Harper Regan im Neuss, Rheinisches Landestheater

Irrfahrt einer Durchschnittsfrau

Simon Stephens, einer der meistgespielten Gegenwartsdramatiker in England, wurde von „Theater heute“ bereits fünfmal zum besten ausländischen Dramatiker des Jahres gewählt. Am Rheinischen Landestheater Neuss kamen bisher seine Stücke Motortown und „Country Music zur Aufführung.

Jetzt inszenierte Intendantin Bettina Jahnke Harper Regan, die Geschichte einer 41Jährigen, die bisher ein nur mäßig aufregendes Leben geführt hat. Sie ist nie weiter gereist als bis Italien, hat nie ein Auto zu Schrott gefahren und besaß auch nie eine Lederjacke. Sie lebt scheinbar in einer harmonischen Familie am Rande von London. Sie muss das Geld verdienen. Irgendetwas ist da, was die Familie zum Umzug gezwungen hat und es ihrem Mann, Seth, schwer macht, einen Job zu finden. Worum es da geht, erfahren wir erst später, als Harper nach einer Odyssee nach und nach offener geworden ist und gelernt hat, über ihre Gefühle zu sprechen.
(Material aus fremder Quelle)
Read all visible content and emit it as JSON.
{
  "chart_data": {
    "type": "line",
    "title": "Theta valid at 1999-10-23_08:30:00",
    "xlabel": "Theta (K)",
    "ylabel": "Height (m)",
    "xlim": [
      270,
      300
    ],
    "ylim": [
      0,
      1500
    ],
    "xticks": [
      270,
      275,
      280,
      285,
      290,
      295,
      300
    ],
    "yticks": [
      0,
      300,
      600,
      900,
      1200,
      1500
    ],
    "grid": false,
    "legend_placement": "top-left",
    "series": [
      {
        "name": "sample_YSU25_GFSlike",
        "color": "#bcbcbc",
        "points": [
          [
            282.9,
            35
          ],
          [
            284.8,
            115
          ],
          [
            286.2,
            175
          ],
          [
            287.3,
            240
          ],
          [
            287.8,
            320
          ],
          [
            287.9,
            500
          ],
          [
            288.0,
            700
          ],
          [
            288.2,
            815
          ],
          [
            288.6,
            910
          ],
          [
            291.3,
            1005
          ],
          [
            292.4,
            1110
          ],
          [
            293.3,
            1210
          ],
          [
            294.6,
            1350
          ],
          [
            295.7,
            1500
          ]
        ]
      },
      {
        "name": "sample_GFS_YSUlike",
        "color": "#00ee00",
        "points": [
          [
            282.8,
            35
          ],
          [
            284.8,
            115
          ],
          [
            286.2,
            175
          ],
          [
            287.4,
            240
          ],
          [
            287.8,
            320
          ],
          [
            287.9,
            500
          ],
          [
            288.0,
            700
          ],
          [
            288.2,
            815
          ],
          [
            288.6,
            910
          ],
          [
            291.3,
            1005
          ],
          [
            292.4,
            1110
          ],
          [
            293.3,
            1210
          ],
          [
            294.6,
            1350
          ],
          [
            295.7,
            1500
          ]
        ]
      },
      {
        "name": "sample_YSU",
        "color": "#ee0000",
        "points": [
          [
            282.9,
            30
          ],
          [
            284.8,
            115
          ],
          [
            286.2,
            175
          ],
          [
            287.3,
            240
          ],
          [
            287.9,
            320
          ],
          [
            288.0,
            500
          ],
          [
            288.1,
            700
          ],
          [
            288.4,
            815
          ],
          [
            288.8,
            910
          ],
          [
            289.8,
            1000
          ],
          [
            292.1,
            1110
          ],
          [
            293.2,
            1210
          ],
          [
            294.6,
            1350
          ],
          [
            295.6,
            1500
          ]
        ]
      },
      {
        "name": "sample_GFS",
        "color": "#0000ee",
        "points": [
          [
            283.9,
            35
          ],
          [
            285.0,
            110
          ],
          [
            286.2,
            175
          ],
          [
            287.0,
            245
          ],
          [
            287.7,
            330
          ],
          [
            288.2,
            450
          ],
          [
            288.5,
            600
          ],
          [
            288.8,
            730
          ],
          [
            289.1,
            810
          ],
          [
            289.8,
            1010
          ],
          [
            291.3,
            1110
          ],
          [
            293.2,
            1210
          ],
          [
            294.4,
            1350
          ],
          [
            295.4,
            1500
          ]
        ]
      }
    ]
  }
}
Als wir Seth kennenlernen, fragt er gerade die 17jährige Tochter Sarah für eine Geografieprüfung ab „Ein Gletscher ist eine riesige Masse aus Eis…“. Ein Bild, das symptomatisch für die gestörten Beziehungen innerhalb dieser Familie ist. Ein Bild, das sich in Neuss als Projektion auf dem Bühnenhintergrund wiederfindet, ebenso wie in auf der sonst minimalistischen Bühne aufgebauten Treppenkonstruktion, die an übereinander gestapelte Eisschollen denken lässt.

Harpers Vater liegt im Sterben. Sie hat ihm nie gesagt, wie sehr sie ihn liebt. So lässt sie alles zurück, Job, Mann, Tochter, um ihn noch einmal zu sehen. Und kommt zu spät. An diesem Wendepunkt in ihrem Leben versucht Harper herauszufinden, was sie versäumt haben könnte, wo sie hätte anders handeln sollen. Eine Irrfahrt beginnt. Sie schlägt auf den großkotzigen Journalisten Mickey ein, der sie in einer Bar anmacht, und klaut ihm die Lederjacke. Sie hat in einem Hotel ein Blind-Date mit James, einem Familienvater, dem sie unvermittelt ihre Probleme anvertraut. Sie flirtet mit dem erst 17jährigen Tobias. Und sie besucht erstmals nach langer Zeit ihre Mutter und erfährt von den negativen Seiten des vergötterten Vaters. All das lässt sie auftauen, reifer werden. Sie kehrt zurück und ist endlich bereit, auf eine immer verdrängte brutale Tat ihres Mannes zu schauen.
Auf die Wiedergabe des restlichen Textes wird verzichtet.